The basis for this allegation is that before the
CMS Committee in 2009 I gave repeated assurances that there was no evidence that any further News of the World employees beyond Clive Goodman, had been involved in phone-hacking (CMS Report 2012, Par. 130) And that I am one of a number of senior executives of News International who, in 2009, lined up to tell the Committee that, as far as they were concerned, Clive Goodman had been a single rogue reporter(CMS Report Par. 120). Not only is this allegation without any evidential foundation, but the relevant transcript demonstrates that I accepted at the very outset before the CMS Committee in 2009 that from April 2008 there was evidence, in the form of the for Neville email, and another document that the problem of accessing by our reporters, or complicity in accessing, went beyond the Goodman/Mulcaire situation. I made that clear in answer to Q1339 (on the first page of the official transcript and quoted in full below) and everything I said thereafter is in the context of that clear and unequivocal admission. I went on to tell the CMS Committee (Q1346) that the intercepted voicemails in the for Neville email must have been used to source a proposed story about Gordon Taylor which had clearly been worked on by reporters other than Clive Goodman.
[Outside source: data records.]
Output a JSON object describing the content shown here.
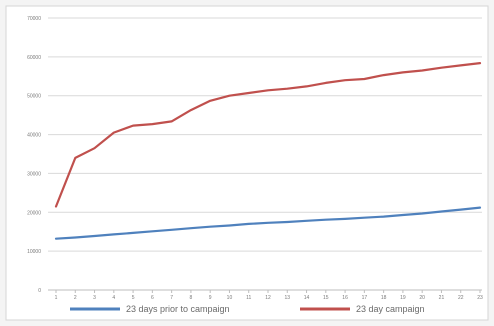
{
  "chart_data": {
    "type": "line",
    "title": "",
    "xlabel": "",
    "ylabel": "",
    "categories": [
      "1",
      "2",
      "3",
      "4",
      "5",
      "6",
      "7",
      "8",
      "9",
      "10",
      "11",
      "12",
      "13",
      "14",
      "15",
      "16",
      "17",
      "18",
      "19",
      "20",
      "21",
      "22",
      "23"
    ],
    "y_ticks": [
      "0",
      "10000",
      "20000",
      "30000",
      "40000",
      "50000",
      "60000",
      "70000"
    ],
    "ylim": [
      0,
      70000
    ],
    "grid": true,
    "legend_position": "bottom",
    "series": [
      {
        "name": "23 days prior to campaign",
        "color": "#4f81bd",
        "values": [
          13200,
          13500,
          13900,
          14300,
          14700,
          15100,
          15500,
          15900,
          16300,
          16600,
          17000,
          17300,
          17500,
          17800,
          18100,
          18300,
          18600,
          18900,
          19300,
          19700,
          20200,
          20700,
          21200
        ]
      },
      {
        "name": "23 day campaign",
        "color": "#c0504d",
        "values": [
          21500,
          34000,
          36500,
          40500,
          42300,
          42700,
          43400,
          46300,
          48700,
          50000,
          50700,
          51400,
          51800,
          52400,
          53300,
          54000,
          54300,
          55300,
          56000,
          56500,
          57200,
          57800,
          58400
        ]
      }
    ]
  }
}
In its 2010 Report criticising me for giving repeated assurances that there was no evidence that any further News of the World employees beyond Clive Goodman had been involved in phone-hacking the CMS Committee made no
reference whatsoever to the clear acceptances of
wider involvement in phone-hacking I gave in answer to Q1339 and Q1406. They did, however, remove the last sentence of my Q1339 answer and publish the rest of it in paragraphs 22 and 23 of their 2012 Report to support their allegation that I, among others, asserted the lone rogue reporter defence. The removal of the last sentence had the effect of reversing the real meaning of what I said in evidence and giving the false impression that I had indeed asserted the lone rogue reporter line. It is almost impossible to see how this could be an innocent misrepresentation. The Privileges Committee Report seems to ignore this point as well as a very large number of other failings by the CMS Committee. My Q1339 answer with the relevant sentence highlighted: In the aftermath of Clive Goodman and Mulcaires arrest and subsequent conviction various internal investigations were conducted by us. This was against the background of a nine month massively intense police investigation prior to arrest and then a continuing investigation in the five months up until conviction. The police raided Mulcaires premises; they raided Goodmans premises; and they raided the News of the World offices. They seized every available document; they searched all the computers, the files, the emails et cetera. Subsequent to the arrests they came to us, the News Group Newspapers Ltd, and made various requests to us to produce documents which they felt may be relevant. At no stage during
their investigation or our investigation did any evidence
arise that the problem of accessing by our reporters, or complicity of accessing by our reporters, went beyond the Goodman/Mulcaire situation. The first piece of evidence we saw of that, in terms of the management investigating, was in April 2008 when Mr Taylors lawyers produced two documents: the first was a February 2005 holding contract and the second was the email that was discussed here last week (i.e. the For Neville email).